The tour itself is copywrited (and what an idiotic notion that is - like you can copywrite history, someone else's experiences, or my experience of history!) but all that means (according to the tour guide) is that you cannot publish pictures you take during the tour. Therefore I will make a point of saying that although Grumpy Steve's shares restrooms with the Joseph Wolf Cave, I took a picture of the restroom HOURS AFTER taking the tour and the pictures I took were connected with my visit to Grumpy Steve's not the Joseph Wolf Cave. In fact, I did not even bring my camera with me on the tour - so there! Ha. Ha. Ha.
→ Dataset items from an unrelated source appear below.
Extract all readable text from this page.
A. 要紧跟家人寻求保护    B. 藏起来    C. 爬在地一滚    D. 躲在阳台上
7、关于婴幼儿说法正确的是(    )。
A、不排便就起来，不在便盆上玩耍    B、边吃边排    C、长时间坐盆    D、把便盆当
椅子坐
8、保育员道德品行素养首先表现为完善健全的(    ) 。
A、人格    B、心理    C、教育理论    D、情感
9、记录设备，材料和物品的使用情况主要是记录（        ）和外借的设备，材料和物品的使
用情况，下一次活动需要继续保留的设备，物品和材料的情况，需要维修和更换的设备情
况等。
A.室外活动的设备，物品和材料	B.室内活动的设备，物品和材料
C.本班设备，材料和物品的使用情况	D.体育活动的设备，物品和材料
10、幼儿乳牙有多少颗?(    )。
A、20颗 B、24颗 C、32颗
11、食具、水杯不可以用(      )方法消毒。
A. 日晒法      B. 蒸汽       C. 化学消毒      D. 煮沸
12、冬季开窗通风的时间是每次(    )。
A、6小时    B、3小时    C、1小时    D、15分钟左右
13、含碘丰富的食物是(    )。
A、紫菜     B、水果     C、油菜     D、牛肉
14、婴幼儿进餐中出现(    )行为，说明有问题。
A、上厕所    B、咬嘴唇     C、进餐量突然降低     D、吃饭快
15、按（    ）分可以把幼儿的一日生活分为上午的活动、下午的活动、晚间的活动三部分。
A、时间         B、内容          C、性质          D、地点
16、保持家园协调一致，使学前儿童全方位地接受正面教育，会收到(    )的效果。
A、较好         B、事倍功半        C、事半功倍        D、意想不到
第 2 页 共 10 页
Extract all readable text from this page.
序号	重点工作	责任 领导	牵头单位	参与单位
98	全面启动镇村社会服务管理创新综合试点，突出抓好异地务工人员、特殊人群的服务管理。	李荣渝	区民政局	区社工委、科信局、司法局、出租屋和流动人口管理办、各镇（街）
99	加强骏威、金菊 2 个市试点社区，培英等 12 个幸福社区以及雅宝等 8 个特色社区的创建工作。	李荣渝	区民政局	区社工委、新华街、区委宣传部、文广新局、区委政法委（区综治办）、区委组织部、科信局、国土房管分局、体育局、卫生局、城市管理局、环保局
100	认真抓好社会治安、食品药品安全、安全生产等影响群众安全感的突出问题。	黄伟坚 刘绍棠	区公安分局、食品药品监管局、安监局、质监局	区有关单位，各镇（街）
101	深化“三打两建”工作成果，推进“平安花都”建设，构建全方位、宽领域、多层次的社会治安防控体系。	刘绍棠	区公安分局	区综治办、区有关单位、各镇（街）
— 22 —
As for the coffee house, it is your typical coffee house expect that it too has a few nooks and crannies. A "cave room" bears lots of burgundy carpeting and a spiral staircase like a 1960's hipster's bachelor pad. The main area and counter has most of the things one associates with coffee houses, with the exception of jewelry for sale by a (presumably) local artist and a bunch of these big and small scary, wickedly ugly home made troll things made out of sticks and stuff. To get to the restrooms, you will need to enter the cave. I'll spare you and curb the temptation to write the usual made up nonsense about initiation rites, hallucinogenic drugs, cave painting, sex parties and other flights of fancy I would normally be unable to resist liberally inserting in a review about cave bathrooms. My fancy is tired today, and feels too ill to fly. Apologies. Choose from the options above maybe, and insert your own nonsense. You have talents and abilities. You have power n' stuff. You have an imagination. Use it.
The bathrooms were obviously built around the cave, but somehow it still looked almost as though the cave crept into the bathrooms, neatly breaking away parts of the ceiling and rectangular sections of wall so it could go to the bathroom and sit on the throne like a civilized gent after millennia of restroomless darkness. Unfortunately, a porcelain toilet could never withstand the weight of a cave sitting on it and this cave is the source of a spring so it is peeing constantly so the toilet would overflow easily I'm afraid. So the cave is left to peek in, a perpetual visitor, enviously spying those who go about their business and wishing it wasn't a cave anymore so it could do these simple things like go to the bathroom or prepare a microwave dinner or fill up its car with gas and complain about the price. Such is the lot of a cave, perpetually manipulated by humans in the lonely, far reaching darkness of his moist, silence filled expanse.